Téléconsultation

Téléconsultation : lever les blocages des patients réticents

R Rédaction Cliniva 5 min de lecture

Téléconsultation : lever les blocages des patients réticents

Une partie de votre patientèle ne viendra pas spontanément à la téléconsultation : patients âgés, personnes éloignées du numérique, patients gênés par la caméra. Les écarter du dispositif creuse une inégalité d'accès aux soins que la vidéo devait justement réduire. Lever ces blocages relève de la méthode plus que de la pédagogie improvisée.

Blocages face à la téléconsultation : comprendre avant de convaincre

Les freins se rangent en trois familles, et chacune appelle une réponse différente. Le frein technique d'abord : pas d'équipement adapté, pas de connexion stable, ou une méconnaissance des manipulations de base. Le frein psychologique ensuite : peur de mal faire devant le médecin, sentiment d'être filmé, pudeur face à un écran qui semble moins confidentiel qu'un cabinet fermé. Le frein de légitimité enfin, plus discret : beaucoup de patients pensent qu'une consultation vidéo est une consultation au rabais, et n'osent pas y « déranger » le médecin avec leur problème. Identifier la famille dominante chez un patient donné évite les réponses à côté : proposer un tutoriel technique à quelqu'un qui doute de la valeur médicale de la vidéo ne débloque rien.

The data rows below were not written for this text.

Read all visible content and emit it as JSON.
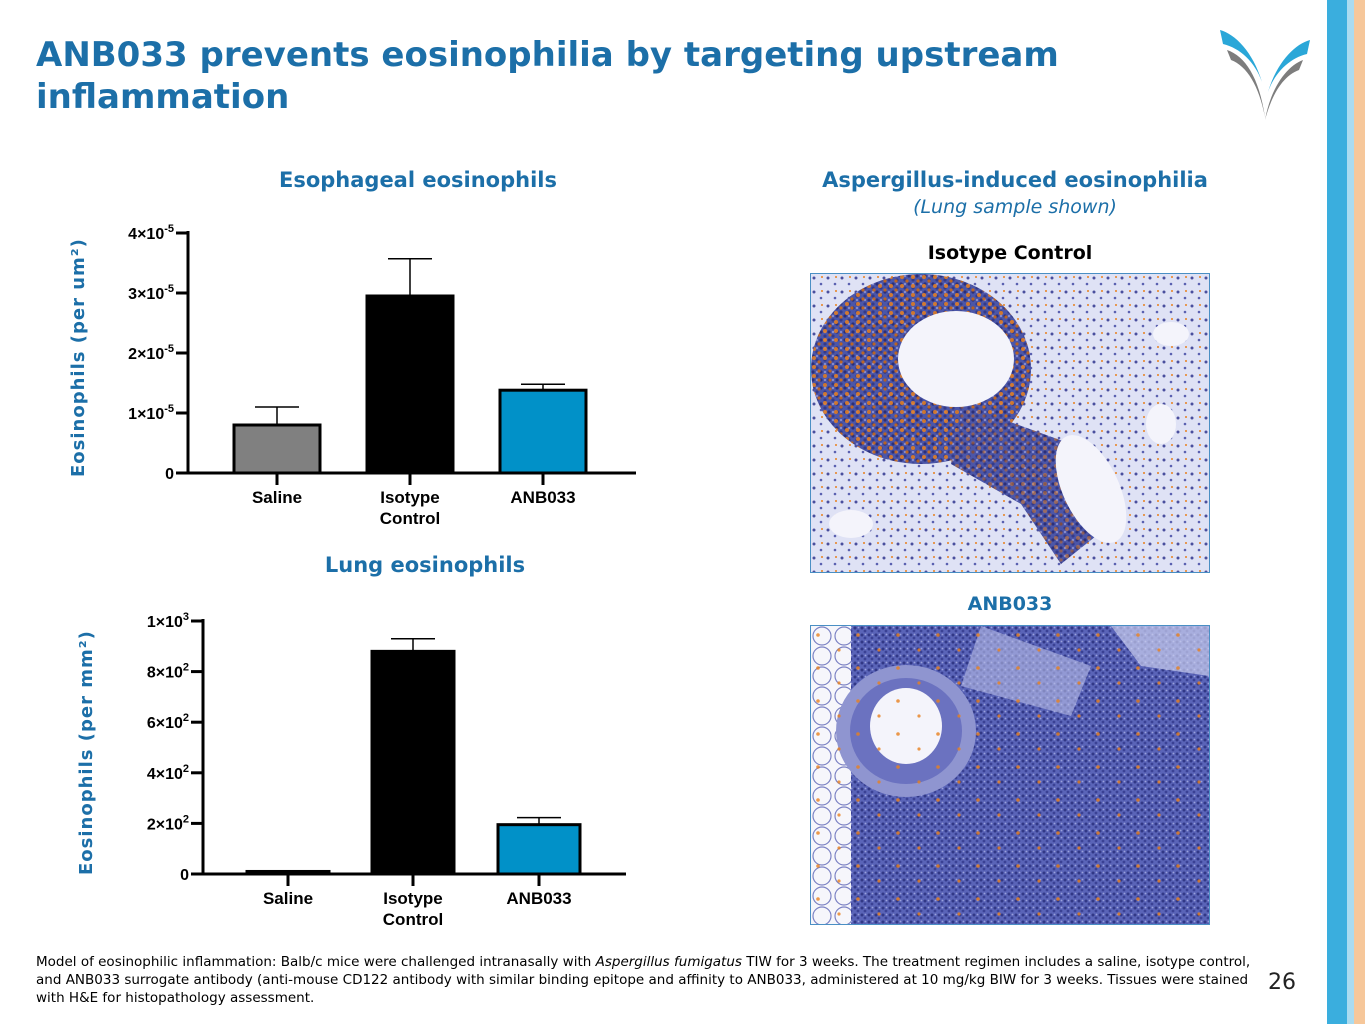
{
  "slide": {
    "title": "ANB033 prevents eosinophilia by targeting upstream inflammation",
    "page_number": "26",
    "footnote": {
      "part1": "Model of eosinophilic inflammation: Balb/c mice were challenged intranasally with ",
      "italic": "Aspergillus fumigatus",
      "part2": " TIW for 3 weeks. The treatment regimen includes a saline, isotype control, and ANB033 surrogate antibody (anti-mouse CD122 antibody with similar binding epitope and affinity to ANB033,  administered at 10 mg/kg BIW for 3 weeks.  Tissues were stained with H&E for histopathology assessment."
    },
    "colors": {
      "brand_blue": "#1c6fa8",
      "bar_saline": "#808080",
      "bar_isotype": "#000000",
      "bar_anb033": "#0191c8"
    }
  },
  "histology": {
    "title": "Aspergillus-induced eosinophilia",
    "subtitle": "(Lung sample shown)",
    "top_label": "Isotype Control",
    "bottom_label": "ANB033"
  },
  "chart_data": [
    {
      "type": "bar",
      "title": "Esophageal eosinophils",
      "ylabel": "Eosinophils  (per um²)",
      "categories": [
        [
          "Saline"
        ],
        [
          "Isotype",
          "Control"
        ],
        [
          "ANB033"
        ]
      ],
      "values": [
        8e-06,
        2.95e-05,
        1.38e-05
      ],
      "errors": [
        3e-06,
        6.2e-06,
        1e-06
      ],
      "bar_colors": [
        "#808080",
        "#000000",
        "#0191c8"
      ],
      "ylim": [
        0,
        4e-05
      ],
      "yticks": [
        {
          "value": 0,
          "label": "0",
          "sup": ""
        },
        {
          "value": 1e-05,
          "label": "1×10",
          "sup": "-5"
        },
        {
          "value": 2e-05,
          "label": "2×10",
          "sup": "-5"
        },
        {
          "value": 3e-05,
          "label": "3×10",
          "sup": "-5"
        },
        {
          "value": 4e-05,
          "label": "4×10",
          "sup": "-5"
        }
      ]
    },
    {
      "type": "bar",
      "title": "Lung eosinophils",
      "ylabel": "Eosinophils  (per mm²)",
      "categories": [
        [
          "Saline"
        ],
        [
          "Isotype",
          "Control"
        ],
        [
          "ANB033"
        ]
      ],
      "values": [
        10,
        880,
        195
      ],
      "errors": [
        3,
        50,
        28
      ],
      "bar_colors": [
        "#808080",
        "#000000",
        "#0191c8"
      ],
      "ylim": [
        0,
        1000
      ],
      "yticks": [
        {
          "value": 0,
          "label": "0",
          "sup": ""
        },
        {
          "value": 200,
          "label": "2×10",
          "sup": "2"
        },
        {
          "value": 400,
          "label": "4×10",
          "sup": "2"
        },
        {
          "value": 600,
          "label": "6×10",
          "sup": "2"
        },
        {
          "value": 800,
          "label": "8×10",
          "sup": "2"
        },
        {
          "value": 1000,
          "label": "1×10",
          "sup": "3"
        }
      ]
    }
  ]
}
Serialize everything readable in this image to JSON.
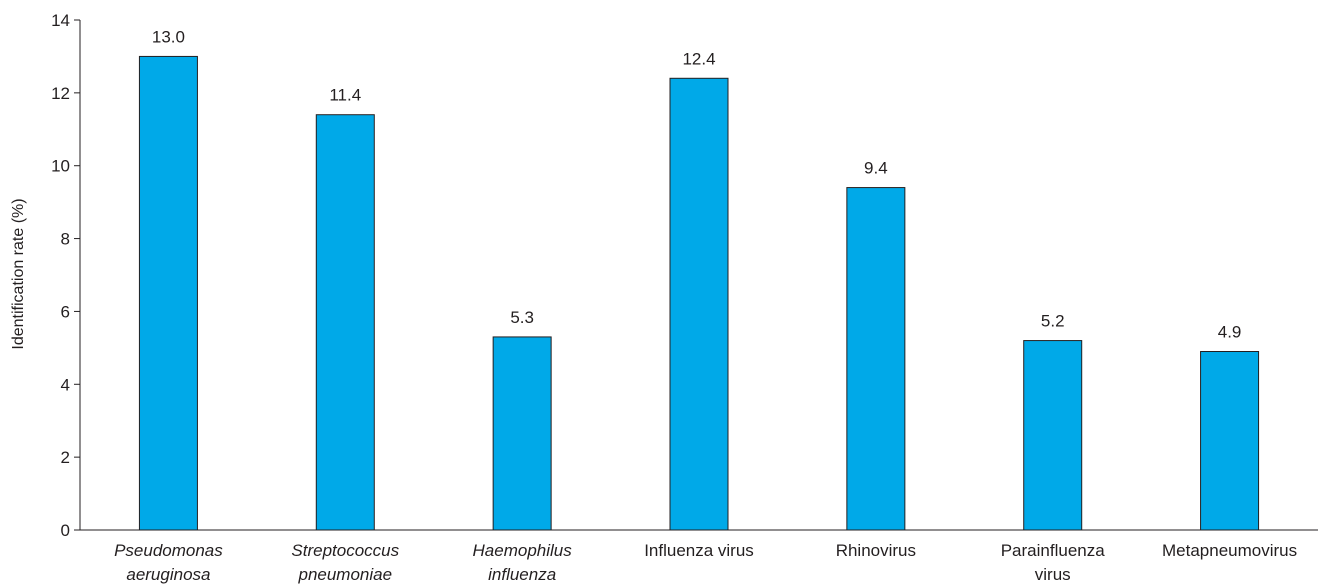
{
  "chart_data": {
    "type": "bar",
    "ylabel": "Identification rate (%)",
    "xlabel": "",
    "ylim": [
      0,
      14
    ],
    "yticks": [
      0,
      2,
      4,
      6,
      8,
      10,
      12,
      14
    ],
    "grid": false,
    "bar_color": "#00a9e8",
    "categories": [
      {
        "lines": [
          "Pseudomonas",
          "aeruginosa"
        ],
        "italic": true
      },
      {
        "lines": [
          "Streptococcus",
          "pneumoniae"
        ],
        "italic": true
      },
      {
        "lines": [
          "Haemophilus",
          "influenza"
        ],
        "italic": true
      },
      {
        "lines": [
          "Influenza virus"
        ],
        "italic": false
      },
      {
        "lines": [
          "Rhinovirus"
        ],
        "italic": false
      },
      {
        "lines": [
          "Parainfluenza",
          "virus"
        ],
        "italic": false
      },
      {
        "lines": [
          "Metapneumovirus"
        ],
        "italic": false
      }
    ],
    "values": [
      13.0,
      11.4,
      5.3,
      12.4,
      9.4,
      5.2,
      4.9
    ],
    "value_labels": [
      "13.0",
      "11.4",
      "5.3",
      "12.4",
      "9.4",
      "5.2",
      "4.9"
    ]
  }
}
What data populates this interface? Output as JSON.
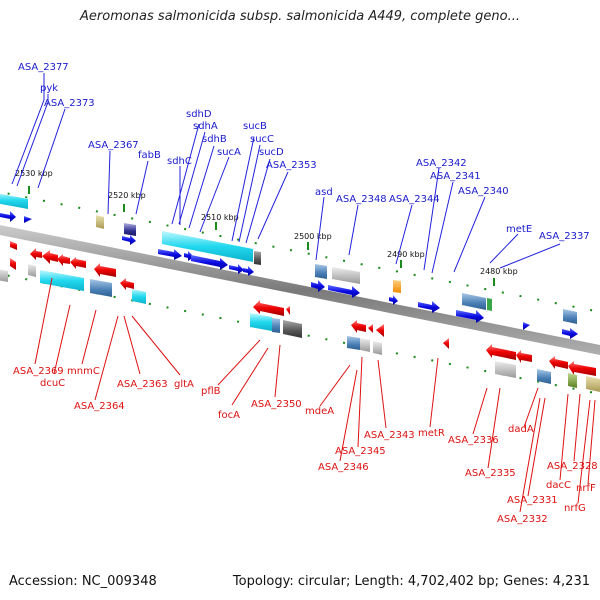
{
  "title": "Aeromonas salmonicida subsp. salmonicida A449, complete geno...",
  "footer": {
    "accession": "Accession: NC_009348",
    "topology": "Topology: circular; Length: 4,702,402 bp; Genes: 4,231"
  },
  "colors": {
    "forward_label": "#1a1acc",
    "reverse_label": "#dd1111",
    "backbone": "#8a8a8a",
    "tick": "#1a8a1a"
  },
  "kbp_ticks": [
    "2530 kbp",
    "2520 kbp",
    "2510 kbp",
    "2500 kbp",
    "2490 kbp",
    "2480 kbp"
  ],
  "forward_genes": [
    "ASA_2377",
    "pyk",
    "ASA_2373",
    "ASA_2367",
    "fabB",
    "sdhD",
    "sdhA",
    "sdhC",
    "sdhB",
    "sucA",
    "sucB",
    "sucC",
    "sucD",
    "ASA_2353",
    "asd",
    "ASA_2348",
    "ASA_2344",
    "ASA_2342",
    "ASA_2341",
    "ASA_2340",
    "metE",
    "ASA_2337"
  ],
  "reverse_genes": [
    "ASA_2369",
    "dcuC",
    "mnmC",
    "ASA_2364",
    "ASA_2363",
    "gltA",
    "pflB",
    "focA",
    "ASA_2350",
    "mdeA",
    "ASA_2345",
    "ASA_2346",
    "ASA_2343",
    "metR",
    "ASA_2336",
    "ASA_2335",
    "dadA",
    "ASA_2331",
    "ASA_2332",
    "dacC",
    "ASA_2328",
    "nrfF",
    "nrfG"
  ]
}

La première téléconsultation réussie transforme un patient réticent en patient convaincu. Tout se joue dans la préparation des dix minutes qui précèdent l'appel.

Accompagnement des patients : un protocole en quatre gestes

Le secrétariat joue ici un rôle central, car le blocage se lève avant la consultation, pas pendant. Un protocole simple et reproductible donne des résultats mesurables :

  • Proposer la vidéo au bon moment : lors d'un renouvellement ou d'une remise de résultats, jamais pour un premier contact anxiogène
  • Envoyer la veille un SMS avec le lien, l'heure et une consigne unique, du type « cliquez cinq minutes avant, rien à installer »
  • Prévoir un appel test de deux minutes avec le secrétariat pour les patients qui le souhaitent
  • Autoriser explicitement la présence d'un aidant, conjoint, enfant ou infirmier à domicile, en la traçant dans le dossier

Côté praticien, deux gestes changent la perception. Ouvrir la consultation en vérifiant que le patient vous voit et vous entend correctement, ce qui l'autorise à signaler un problème sans se sentir fautif. Puis clore en demandant si le format lui a convenu : la question montre que la vidéo est un choix, pas une relégation.

Patients réfractaires : accepter le présentiel sans fermer la porte

Un noyau de patients restera hostile à la vidéo, et c'est légitime. L'objectif n'a jamais été de convertir tout le monde, mais de ne perdre personne : les patients éloignés du numérique gardent l'accès au cabinet, les patients mobiles gagnent un canal souple. Notez la préférence dans le dossier pour éviter de reproposer la vidéo à chaque prise de rendez-vous. Un refus respecté aujourd'hui devient parfois un essai accepté dans un an, quand un aidant s'équipe ou qu'une mobilité se réduit.